China is expected to maintain prudent monetary and proactive fiscal policy next year. Policies are expected to be fine-tuned as needed, in accordance with the changing needs of the economy.
China’s central government announced it would maintain its proactive fiscal policy and prudent monetary policy in 2012. It notes though, those policies will be fine-tuned when needed. And that may very well be the case in the new year. The world’s second-biggest economy faces headwinds from the lingering European debt crisis, and a cooling property market at home. All this may prompt the government to ease monetary policy further, to sustain growth.

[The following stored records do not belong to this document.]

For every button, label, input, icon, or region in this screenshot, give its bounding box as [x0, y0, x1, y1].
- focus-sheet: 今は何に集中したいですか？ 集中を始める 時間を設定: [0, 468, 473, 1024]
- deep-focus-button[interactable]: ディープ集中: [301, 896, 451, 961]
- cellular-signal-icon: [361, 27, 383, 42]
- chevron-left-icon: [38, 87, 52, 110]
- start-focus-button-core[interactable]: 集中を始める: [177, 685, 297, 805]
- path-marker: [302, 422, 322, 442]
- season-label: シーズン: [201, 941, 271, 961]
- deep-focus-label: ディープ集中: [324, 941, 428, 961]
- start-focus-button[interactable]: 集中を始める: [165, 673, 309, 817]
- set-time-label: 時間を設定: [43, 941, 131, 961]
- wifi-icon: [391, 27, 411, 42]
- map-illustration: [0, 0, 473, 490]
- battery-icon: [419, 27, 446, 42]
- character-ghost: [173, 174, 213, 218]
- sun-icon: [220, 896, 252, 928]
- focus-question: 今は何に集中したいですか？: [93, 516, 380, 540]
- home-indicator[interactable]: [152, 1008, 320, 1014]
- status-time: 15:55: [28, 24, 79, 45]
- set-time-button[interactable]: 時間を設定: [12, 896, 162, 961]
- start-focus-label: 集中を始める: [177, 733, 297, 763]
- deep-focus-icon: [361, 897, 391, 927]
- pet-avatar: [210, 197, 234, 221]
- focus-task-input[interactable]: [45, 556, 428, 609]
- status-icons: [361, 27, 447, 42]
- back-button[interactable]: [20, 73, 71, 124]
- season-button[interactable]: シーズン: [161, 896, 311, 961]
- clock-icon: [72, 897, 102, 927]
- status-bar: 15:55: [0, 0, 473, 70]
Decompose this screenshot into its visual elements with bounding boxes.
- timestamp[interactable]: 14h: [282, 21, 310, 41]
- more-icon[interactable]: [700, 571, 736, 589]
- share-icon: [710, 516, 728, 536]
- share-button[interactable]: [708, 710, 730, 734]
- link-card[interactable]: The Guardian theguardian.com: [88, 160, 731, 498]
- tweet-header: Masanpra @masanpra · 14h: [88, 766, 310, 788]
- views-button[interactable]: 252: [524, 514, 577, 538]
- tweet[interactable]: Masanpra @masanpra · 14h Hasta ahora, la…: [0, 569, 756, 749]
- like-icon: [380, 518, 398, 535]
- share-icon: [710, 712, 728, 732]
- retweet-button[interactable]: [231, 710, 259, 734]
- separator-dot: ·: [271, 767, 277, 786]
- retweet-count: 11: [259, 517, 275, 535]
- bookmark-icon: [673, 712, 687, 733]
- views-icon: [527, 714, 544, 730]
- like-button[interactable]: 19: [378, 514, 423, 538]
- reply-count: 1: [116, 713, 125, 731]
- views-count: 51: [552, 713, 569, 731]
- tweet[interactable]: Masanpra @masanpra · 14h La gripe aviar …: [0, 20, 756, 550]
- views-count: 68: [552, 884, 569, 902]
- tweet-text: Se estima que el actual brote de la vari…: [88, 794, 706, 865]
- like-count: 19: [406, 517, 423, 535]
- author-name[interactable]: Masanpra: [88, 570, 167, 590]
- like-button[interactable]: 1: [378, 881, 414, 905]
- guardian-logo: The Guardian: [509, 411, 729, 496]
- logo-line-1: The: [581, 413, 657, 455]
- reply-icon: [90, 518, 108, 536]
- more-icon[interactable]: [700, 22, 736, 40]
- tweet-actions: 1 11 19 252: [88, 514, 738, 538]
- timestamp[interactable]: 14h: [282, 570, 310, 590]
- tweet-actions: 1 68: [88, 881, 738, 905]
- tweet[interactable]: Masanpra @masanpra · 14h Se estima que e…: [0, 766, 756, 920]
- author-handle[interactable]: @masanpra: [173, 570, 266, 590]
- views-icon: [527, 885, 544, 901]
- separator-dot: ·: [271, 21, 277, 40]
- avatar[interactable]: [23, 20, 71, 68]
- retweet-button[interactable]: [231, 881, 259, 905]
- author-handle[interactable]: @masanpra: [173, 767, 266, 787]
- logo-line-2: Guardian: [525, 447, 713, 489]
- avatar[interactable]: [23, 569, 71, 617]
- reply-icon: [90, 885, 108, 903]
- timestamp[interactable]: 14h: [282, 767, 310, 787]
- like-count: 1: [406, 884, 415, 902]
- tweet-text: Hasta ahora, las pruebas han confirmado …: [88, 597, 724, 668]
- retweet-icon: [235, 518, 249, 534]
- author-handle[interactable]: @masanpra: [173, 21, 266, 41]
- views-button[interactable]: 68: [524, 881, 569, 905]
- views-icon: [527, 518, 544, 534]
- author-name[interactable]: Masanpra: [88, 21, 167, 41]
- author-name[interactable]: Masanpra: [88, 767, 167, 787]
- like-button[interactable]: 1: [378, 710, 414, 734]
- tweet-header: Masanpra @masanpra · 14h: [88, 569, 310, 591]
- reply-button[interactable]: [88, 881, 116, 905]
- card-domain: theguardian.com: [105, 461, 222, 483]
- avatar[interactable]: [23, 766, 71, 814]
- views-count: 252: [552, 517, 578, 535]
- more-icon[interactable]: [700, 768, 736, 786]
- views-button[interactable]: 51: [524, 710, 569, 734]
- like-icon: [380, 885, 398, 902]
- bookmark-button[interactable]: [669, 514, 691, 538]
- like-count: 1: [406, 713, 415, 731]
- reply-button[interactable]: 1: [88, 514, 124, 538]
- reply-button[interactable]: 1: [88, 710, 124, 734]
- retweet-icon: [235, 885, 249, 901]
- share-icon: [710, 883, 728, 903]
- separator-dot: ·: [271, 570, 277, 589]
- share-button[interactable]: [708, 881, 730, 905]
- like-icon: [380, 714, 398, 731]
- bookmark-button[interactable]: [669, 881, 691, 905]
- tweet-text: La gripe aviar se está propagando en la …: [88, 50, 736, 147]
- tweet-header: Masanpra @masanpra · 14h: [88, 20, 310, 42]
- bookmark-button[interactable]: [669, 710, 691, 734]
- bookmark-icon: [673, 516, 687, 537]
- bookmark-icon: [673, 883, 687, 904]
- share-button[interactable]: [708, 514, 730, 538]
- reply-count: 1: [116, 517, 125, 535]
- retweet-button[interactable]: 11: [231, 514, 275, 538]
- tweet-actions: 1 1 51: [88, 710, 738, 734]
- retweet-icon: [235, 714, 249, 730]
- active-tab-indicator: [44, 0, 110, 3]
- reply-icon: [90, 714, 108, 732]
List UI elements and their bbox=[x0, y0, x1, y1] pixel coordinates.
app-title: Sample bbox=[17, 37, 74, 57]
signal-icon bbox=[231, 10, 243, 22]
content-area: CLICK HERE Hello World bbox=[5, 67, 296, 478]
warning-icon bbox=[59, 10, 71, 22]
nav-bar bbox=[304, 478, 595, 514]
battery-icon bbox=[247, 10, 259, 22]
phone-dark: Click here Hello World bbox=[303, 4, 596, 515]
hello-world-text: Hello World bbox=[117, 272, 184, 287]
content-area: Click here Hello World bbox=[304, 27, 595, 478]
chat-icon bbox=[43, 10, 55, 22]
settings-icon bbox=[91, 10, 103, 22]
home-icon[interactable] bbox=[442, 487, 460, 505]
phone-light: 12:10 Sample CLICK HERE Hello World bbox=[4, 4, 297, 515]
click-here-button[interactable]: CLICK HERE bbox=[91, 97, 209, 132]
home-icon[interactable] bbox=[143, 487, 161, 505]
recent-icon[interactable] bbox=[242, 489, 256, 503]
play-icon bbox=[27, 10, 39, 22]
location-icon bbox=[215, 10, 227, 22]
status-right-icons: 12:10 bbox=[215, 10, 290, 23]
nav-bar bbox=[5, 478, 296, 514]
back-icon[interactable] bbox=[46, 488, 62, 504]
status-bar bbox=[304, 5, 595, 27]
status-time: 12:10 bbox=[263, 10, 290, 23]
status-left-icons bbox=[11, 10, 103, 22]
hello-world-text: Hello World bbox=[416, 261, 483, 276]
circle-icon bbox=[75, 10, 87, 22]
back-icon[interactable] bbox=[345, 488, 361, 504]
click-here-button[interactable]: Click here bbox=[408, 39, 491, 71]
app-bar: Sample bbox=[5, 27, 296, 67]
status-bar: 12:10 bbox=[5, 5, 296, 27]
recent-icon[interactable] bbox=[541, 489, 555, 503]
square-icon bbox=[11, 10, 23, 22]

Li Yang, deputy director of Chinese Academy of Social Sciences said: "It’s the same wording in terms of the "prudent" monetary policy, but we will see adjustments in terms of perspective, emphasis, flexibility and even direction for the next year. In fact, we’ve already seen minor adjustment over the past two months."
China switched to its "prudent" monetary policy at the end of 2010, from a "moderately loose" stance during 2010. It was a prelude the country’s campaign this year to bring down inflation and curb housing prices.
The People’s Bank of China last month cut the reserve requirement ratio for banks, for the first time since 2008. That’s freed up cash to support economic expansion as Europe’s debt crisis dampens overseas demand and the domestic property market slows.
Housing prices in most Chinese cities have fallen, as government policies aimed at cooling the property market start to take effect. Figures show that new home prices in 49 out of 70 Chinese cities dropped in November.
The central bank had hiked reserve ratios to a record high, to prevent excess lending from creating asset bubbles and stoking inflation. China’s inflation cooled to the slowest pace in 14 months in November.
Ba Shusong with State Council’s Development Research Center said: “The "prudent" monetary policy in 2011 was targeted at inflation. But the "prudent" policy in 2012 might promote structural adjustments in order to maintain stable economic growth. So, the emphasis has changed."
China’s economy expanded 9.1 percent in the third quarter, slowing from 9.5 percent in the previous three months. Inflation eased to a 14-month low of 4.2 percent last month, from a three-year high of 6.5 percent in July. Export growth also slowed to the weakest pace since 2009 in November.
Meanwhile, the proactive fiscal policy stance has been in effect for several years, and is seen by analysts as indicating a mildly stimulative fiscal policy with moderate budget deficits.
Looking ahead, China is hoping to balance efforts to ensure stable and relatively fast economic growth, while adjusting the economic structure and regulating inflationary expectations next year.